XLVII. Cependant les généraux athéniens tinrent conseil à propos du dernier désastre et de l’état d’épuisement où, à tous égards, l’armée était réduite. Ils voyaient toutes leurs entreprises déjouées et les soldats impatients de leur séjour; les maladies sévissaient, développées par une double cause, d’une part la saison où l’on était, la plus défavorable de toutes sous ce rapport[*](Le commencement de l’automne.), de l’autre l’assiette du camp sur un terrain marécageux et malsain. Tout leur paraissait d’ailleurs complètement désespéré. Démosthènes voulait ne pas séjourner plus longtemps et suivre, puisqu’il avait échoué, le plan déjà arrêté dans sa pensée lorsqu’il avait tenté l’attaque d’Épipolæ[*](Thucydide a dit plus haut qu’il était résolu à évacuer la Sicile dans le cas où il ne parviendrait pas à investir entièrement la ville par la prise d’Épipoloe.) : on devait, suivant lui, partir sans retard pendant que la traversée était encore possible et que l’arrivée de la nouvelle flotte[*](Celle qu’il avait lui-même amenée.) promettait la supériorité sur l’ennemi. Il représentait d’ailleurs que mieux valait pour Athènes faire la guerre à ceux qui élevaient des fortifications sur son territoire, qu’aux Syracusains, bien difficiles à vaincre désormais; qu’il ne convenait pas d’ailleurs de faire inutilement d’énormes dépenses pour continuer le siége. Tel était l’avis de Démosthènes.

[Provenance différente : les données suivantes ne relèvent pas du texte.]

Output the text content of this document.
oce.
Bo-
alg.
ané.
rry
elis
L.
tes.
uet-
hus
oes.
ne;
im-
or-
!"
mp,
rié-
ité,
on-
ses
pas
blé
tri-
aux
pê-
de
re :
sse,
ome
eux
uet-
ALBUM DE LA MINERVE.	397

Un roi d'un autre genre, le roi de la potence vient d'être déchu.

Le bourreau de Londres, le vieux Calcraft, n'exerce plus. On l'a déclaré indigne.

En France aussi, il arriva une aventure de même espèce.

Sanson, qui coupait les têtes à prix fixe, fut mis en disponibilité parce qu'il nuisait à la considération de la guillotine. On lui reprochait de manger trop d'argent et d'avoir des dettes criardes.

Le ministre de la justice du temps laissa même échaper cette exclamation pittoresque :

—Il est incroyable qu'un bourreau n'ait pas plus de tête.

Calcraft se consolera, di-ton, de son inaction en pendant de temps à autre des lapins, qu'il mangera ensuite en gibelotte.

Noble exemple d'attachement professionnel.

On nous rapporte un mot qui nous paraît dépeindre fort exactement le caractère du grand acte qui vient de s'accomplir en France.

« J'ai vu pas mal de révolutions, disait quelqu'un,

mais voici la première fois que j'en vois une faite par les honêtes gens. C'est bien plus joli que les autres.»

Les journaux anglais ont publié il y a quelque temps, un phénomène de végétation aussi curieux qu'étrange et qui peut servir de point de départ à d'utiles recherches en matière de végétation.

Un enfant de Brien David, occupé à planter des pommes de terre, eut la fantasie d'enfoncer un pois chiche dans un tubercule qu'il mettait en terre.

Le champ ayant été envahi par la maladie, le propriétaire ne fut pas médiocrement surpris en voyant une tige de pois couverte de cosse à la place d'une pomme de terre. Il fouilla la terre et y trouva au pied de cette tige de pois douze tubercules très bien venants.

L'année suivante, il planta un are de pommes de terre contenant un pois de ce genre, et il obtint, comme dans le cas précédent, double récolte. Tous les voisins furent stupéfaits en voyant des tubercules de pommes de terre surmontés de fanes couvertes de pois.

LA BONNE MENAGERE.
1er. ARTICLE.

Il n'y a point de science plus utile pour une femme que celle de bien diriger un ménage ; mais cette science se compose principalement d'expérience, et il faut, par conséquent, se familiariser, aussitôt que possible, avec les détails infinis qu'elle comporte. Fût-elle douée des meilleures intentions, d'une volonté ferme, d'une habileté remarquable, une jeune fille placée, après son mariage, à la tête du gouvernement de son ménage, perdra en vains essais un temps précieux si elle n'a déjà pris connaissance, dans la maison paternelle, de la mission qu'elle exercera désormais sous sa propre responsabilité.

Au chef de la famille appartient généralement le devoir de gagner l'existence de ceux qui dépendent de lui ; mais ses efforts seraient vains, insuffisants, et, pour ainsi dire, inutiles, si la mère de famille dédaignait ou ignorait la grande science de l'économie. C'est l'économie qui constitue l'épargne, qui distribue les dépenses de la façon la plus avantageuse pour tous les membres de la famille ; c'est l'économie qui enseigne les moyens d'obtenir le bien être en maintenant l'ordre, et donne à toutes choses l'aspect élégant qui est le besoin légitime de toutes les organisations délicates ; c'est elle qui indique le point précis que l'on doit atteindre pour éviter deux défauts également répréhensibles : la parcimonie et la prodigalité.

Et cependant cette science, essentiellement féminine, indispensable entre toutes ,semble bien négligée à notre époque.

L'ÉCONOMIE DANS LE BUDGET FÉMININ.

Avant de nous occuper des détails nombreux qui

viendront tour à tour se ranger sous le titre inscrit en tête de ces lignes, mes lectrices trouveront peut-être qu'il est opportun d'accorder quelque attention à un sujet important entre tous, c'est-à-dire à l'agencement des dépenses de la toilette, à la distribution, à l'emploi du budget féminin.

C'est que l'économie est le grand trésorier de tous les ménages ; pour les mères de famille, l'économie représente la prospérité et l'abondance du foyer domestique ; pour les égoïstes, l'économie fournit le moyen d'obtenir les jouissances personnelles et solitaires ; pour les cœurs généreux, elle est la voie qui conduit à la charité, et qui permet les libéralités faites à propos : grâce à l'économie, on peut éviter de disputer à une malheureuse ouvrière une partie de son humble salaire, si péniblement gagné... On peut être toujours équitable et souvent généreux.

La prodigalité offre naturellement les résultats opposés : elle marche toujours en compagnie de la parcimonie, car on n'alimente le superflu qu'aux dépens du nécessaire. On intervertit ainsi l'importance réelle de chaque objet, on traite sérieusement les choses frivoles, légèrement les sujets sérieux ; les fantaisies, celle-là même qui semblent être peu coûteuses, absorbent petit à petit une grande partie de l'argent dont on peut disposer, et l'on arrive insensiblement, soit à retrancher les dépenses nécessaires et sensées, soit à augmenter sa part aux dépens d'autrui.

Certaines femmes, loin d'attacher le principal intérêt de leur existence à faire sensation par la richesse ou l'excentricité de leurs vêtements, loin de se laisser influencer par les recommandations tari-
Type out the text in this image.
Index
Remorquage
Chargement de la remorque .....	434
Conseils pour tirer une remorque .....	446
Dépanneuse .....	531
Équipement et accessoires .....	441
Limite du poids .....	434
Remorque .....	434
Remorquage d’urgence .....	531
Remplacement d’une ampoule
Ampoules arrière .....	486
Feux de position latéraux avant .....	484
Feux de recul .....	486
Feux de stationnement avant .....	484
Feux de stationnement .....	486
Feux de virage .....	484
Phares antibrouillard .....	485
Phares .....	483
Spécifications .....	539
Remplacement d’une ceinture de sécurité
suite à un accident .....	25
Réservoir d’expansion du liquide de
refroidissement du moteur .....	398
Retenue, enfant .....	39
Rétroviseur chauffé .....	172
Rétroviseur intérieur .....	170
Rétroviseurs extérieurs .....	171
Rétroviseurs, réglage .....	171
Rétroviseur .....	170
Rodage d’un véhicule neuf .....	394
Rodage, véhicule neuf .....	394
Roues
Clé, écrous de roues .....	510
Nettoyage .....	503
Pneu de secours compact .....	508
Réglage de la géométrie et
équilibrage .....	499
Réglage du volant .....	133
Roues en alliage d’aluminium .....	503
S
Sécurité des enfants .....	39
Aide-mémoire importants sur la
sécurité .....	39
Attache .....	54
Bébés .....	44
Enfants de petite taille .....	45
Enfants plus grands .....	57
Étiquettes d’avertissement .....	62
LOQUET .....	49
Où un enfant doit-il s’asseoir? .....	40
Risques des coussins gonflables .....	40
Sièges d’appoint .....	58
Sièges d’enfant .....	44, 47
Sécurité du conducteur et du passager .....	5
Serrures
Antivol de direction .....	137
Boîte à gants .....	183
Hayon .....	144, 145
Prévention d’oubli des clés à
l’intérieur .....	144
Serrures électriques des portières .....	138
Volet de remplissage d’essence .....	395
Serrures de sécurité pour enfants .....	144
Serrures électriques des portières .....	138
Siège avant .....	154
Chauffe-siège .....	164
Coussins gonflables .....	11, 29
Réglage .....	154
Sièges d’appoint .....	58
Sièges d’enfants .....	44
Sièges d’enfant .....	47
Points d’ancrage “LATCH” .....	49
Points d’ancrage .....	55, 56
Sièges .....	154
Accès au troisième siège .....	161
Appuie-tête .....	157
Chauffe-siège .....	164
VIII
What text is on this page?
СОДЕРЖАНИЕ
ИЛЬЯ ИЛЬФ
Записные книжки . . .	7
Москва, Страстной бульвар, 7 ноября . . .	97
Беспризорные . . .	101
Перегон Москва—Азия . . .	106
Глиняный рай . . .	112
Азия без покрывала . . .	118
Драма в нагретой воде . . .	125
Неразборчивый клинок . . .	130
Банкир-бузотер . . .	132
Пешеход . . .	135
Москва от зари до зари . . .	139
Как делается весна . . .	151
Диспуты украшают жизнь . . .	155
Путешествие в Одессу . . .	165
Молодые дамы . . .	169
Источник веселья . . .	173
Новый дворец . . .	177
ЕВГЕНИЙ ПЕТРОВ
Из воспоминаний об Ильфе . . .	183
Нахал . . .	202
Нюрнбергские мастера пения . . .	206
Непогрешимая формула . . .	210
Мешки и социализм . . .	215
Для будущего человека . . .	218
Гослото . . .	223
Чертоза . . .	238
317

XLVIII. Nicias regardait, lui aussi, la situation comme critique; mais il ne voulait pas en divulguer la faiblesse, ni dénoncer lui-même à l’ennemi ces pro- [*](1 Le commencement de l’automne.) [*](2 Thucydide a dit plus haut qu’il était résolu à évacuer la Sicile dans le cas où il ne parviendrait pas à investir entièrement la ville par la prise d’Épipoloe.) [*](3 Celle qu’il avait lui-même amenée.)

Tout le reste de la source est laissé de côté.